[Distributed] Add enable_expert_parallel arg (#14305)

Signed-off-by: Tyler Michael Smith <tyler@neuralmagic.com>
2025-03-06 13:54:45 -05:00
parent cd579352bf
commit cc2f9b32c8
5 changed files with 27 additions and 21 deletions
--- a/vllm/model_executor/layers/fused_moe/layer.py
+++ b/vllm/model_executor/layers/fused_moe/layer.py
@@ -7,7 +7,6 @@ from typing import Callable, List, Optional, Tuple
 import torch
 from torch.nn.parameter import UninitializedParameter

-import vllm.envs as envs
 from vllm.config import get_current_vllm_config
 from vllm.distributed import (get_dp_group, get_tensor_model_parallel_rank,
                              get_tensor_model_parallel_world_size,
@@ -342,14 +341,6 @@ class FusedMoE(torch.nn.Module):
        if params_dtype is None:
            params_dtype = torch.get_default_dtype()

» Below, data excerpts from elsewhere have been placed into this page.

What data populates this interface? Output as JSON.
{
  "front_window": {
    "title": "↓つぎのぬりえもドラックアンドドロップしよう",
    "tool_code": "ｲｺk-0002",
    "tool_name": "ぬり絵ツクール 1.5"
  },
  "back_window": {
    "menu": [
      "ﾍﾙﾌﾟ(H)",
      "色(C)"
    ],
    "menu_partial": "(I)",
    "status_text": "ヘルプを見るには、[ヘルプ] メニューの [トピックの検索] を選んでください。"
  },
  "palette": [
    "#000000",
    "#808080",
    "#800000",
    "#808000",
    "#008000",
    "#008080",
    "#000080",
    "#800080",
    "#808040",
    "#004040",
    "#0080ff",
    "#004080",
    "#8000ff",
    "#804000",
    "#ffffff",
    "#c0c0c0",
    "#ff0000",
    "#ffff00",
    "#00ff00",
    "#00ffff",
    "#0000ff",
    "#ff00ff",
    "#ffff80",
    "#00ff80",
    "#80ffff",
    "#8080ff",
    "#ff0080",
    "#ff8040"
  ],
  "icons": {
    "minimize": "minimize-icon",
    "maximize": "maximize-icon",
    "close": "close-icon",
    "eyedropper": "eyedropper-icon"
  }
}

-        # For smuggling this layer into the fused moe custom op
-        compilation_config = get_current_vllm_config().compilation_config
-        if prefix in compilation_config.static_forward_context:
-            raise ValueError("Duplicate layer name: {}".format(prefix))

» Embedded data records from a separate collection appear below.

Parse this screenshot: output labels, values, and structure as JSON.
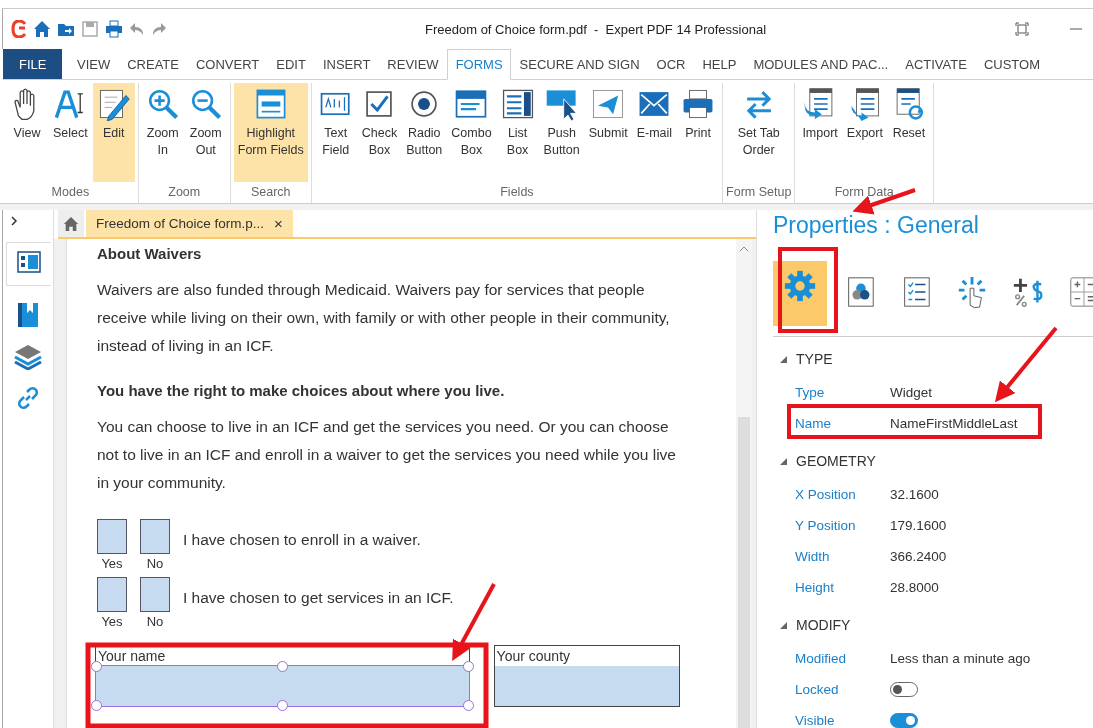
{
  "title_bar": {
    "title": "Freedom of Choice form.pdf  -  Expert PDF 14 Professional"
  },
  "menu_tabs": [
    {
      "label": "FILE",
      "kind": "file",
      "selected": false
    },
    {
      "label": "VIEW",
      "kind": "tab",
      "selected": false
    },
    {
      "label": "CREATE",
      "kind": "tab",
      "selected": false
    },
    {
      "label": "CONVERT",
      "kind": "tab",
      "selected": false
    },
    {
      "label": "EDIT",
      "kind": "tab",
      "selected": false
    },
    {
      "label": "INSERT",
      "kind": "tab",
      "selected": false
    },
    {
      "label": "REVIEW",
      "kind": "tab",
      "selected": false
    },
    {
      "label": "FORMS",
      "kind": "tab",
      "selected": true
    },
    {
      "label": "SECURE AND SIGN",
      "kind": "tab",
      "selected": false
    },
    {
      "label": "OCR",
      "kind": "tab",
      "selected": false
    },
    {
      "label": "HELP",
      "kind": "tab",
      "selected": false
    },
    {
      "label": "MODULES AND PAC...",
      "kind": "tab",
      "selected": false
    },
    {
      "label": "ACTIVATE",
      "kind": "tab",
      "selected": false
    },
    {
      "label": "CUSTOM",
      "kind": "tab",
      "selected": false
    }
  ],
  "ribbon_groups": [
    {
      "label": "Modes",
      "buttons": [
        {
          "label": "View",
          "selected": false
        },
        {
          "label": "Select",
          "selected": false
        },
        {
          "label": "Edit",
          "selected": true
        }
      ]
    },
    {
      "label": "Zoom",
      "buttons": [
        {
          "label": "Zoom\nIn",
          "selected": false
        },
        {
          "label": "Zoom\nOut",
          "selected": false
        }
      ]
    },
    {
      "label": "Search",
      "buttons": [
        {
          "label": "Highlight\nForm Fields",
          "selected": true
        }
      ]
    },
    {
      "label": "Fields",
      "buttons": [
        {
          "label": "Text\nField",
          "selected": false
        },
        {
          "label": "Check\nBox",
          "selected": false
        },
        {
          "label": "Radio\nButton",
          "selected": false
        },
        {
          "label": "Combo\nBox",
          "selected": false
        },
        {
          "label": "List\nBox",
          "selected": false
        },
        {
          "label": "Push\nButton",
          "selected": false
        },
        {
          "label": "Submit",
          "selected": false
        },
        {
          "label": "E-mail",
          "selected": false
        },
        {
          "label": "Print",
          "selected": false
        }
      ]
    },
    {
      "label": "Form Setup",
      "buttons": [
        {
          "label": "Set Tab\nOrder",
          "selected": false
        }
      ]
    },
    {
      "label": "Form Data",
      "buttons": [
        {
          "label": "Import",
          "selected": false
        },
        {
          "label": "Export",
          "selected": false
        },
        {
          "label": "Reset",
          "selected": false
        }
      ]
    }
  ],
  "document_tab": {
    "label": "Freedom of Choice form.p...",
    "close": "×"
  },
  "document": {
    "blocks": [
      {
        "kind": "heading",
        "text": "About Waivers"
      },
      {
        "kind": "paragraph",
        "text": "Waivers are also funded through Medicaid. Waivers pay for services that people receive while living on their own, with family or with other people in their community, instead of living in an ICF."
      },
      {
        "kind": "heading",
        "text": "You have the right to make choices about where you live."
      },
      {
        "kind": "paragraph",
        "text": "You can choose to live in an ICF and get the services you need. Or you can choose not to live in an ICF and enroll in a waiver to get the services you need while you live in your community."
      }
    ],
    "choices": [
      {
        "options": [
          "Yes",
          "No"
        ],
        "statement": "I have chosen to enroll in a waiver."
      },
      {
        "options": [
          "Yes",
          "No"
        ],
        "statement": "I have chosen to get services in an ICF."
      }
    ],
    "fields": [
      {
        "label": "Your name",
        "selected": true
      },
      {
        "label": "Your county",
        "selected": false
      }
    ]
  },
  "properties": {
    "title": "Properties : General",
    "tabs": [
      {
        "selected": true
      },
      {
        "selected": false
      },
      {
        "selected": false
      },
      {
        "selected": false
      },
      {
        "selected": false
      },
      {
        "selected": false
      }
    ],
    "sections": [
      {
        "title": "TYPE",
        "expanded": true,
        "rows": [
          {
            "kind": "text",
            "label": "Type",
            "value": "Widget"
          },
          {
            "kind": "text",
            "label": "Name",
            "value": "NameFirstMiddleLast"
          }
        ]
      },
      {
        "title": "GEOMETRY",
        "expanded": true,
        "rows": [
          {
            "kind": "text",
            "label": "X Position",
            "value": "32.1600"
          },
          {
            "kind": "text",
            "label": "Y Position",
            "value": "179.1600"
          },
          {
            "kind": "text",
            "label": "Width",
            "value": "366.2400"
          },
          {
            "kind": "text",
            "label": "Height",
            "value": "28.8000"
          }
        ]
      },
      {
        "title": "MODIFY",
        "expanded": true,
        "rows": [
          {
            "kind": "text",
            "label": "Modified",
            "value": "Less than a minute ago"
          },
          {
            "kind": "toggle",
            "label": "Locked",
            "on": false
          },
          {
            "kind": "toggle",
            "label": "Visible",
            "on": true
          }
        ]
      }
    ]
  }
}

-        compilation_config.static_forward_context[prefix] = self
-        self.layer_name = prefix
-        self.use_direct_call = not envs.VLLM_TEST_ENABLE_EP
-
        # Note: here we guard against accessing the TP and DP groups when
        # uninitialized (this happens when testing)

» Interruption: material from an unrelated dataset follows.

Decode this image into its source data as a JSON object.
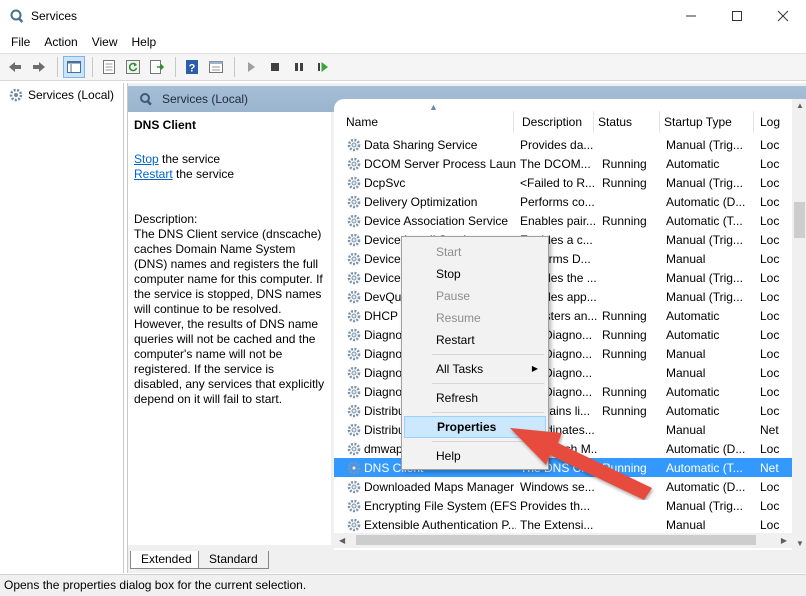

        self.tp_size = (tp_size if tp_size is not None else
@@ -361,7 +352,21 @@ class FusedMoE(torch.nn.Module):
                        if self.dp_size == 1 else get_dp_group().rank_in_group)
        self.global_num_experts = num_experts

-        if envs.VLLM_TEST_ENABLE_EP:
+        # Use expert parallelism instead of tensor parallelism?
+        vllm_config = get_current_vllm_config()
+        use_ep = (vllm_config.parallel_config.enable_expert_parallel
+                  and self.tp_size > 1)
+
+        # For smuggling this layer into the fused moe custom op
+        self.use_direct_call = self.dp_size == 1
+        if self.use_direct_call:
+            compilation_config = vllm_config.compilation_config
+            if prefix in compilation_config.static_forward_context:
+                raise ValueError("Duplicate layer name: {}".format(prefix))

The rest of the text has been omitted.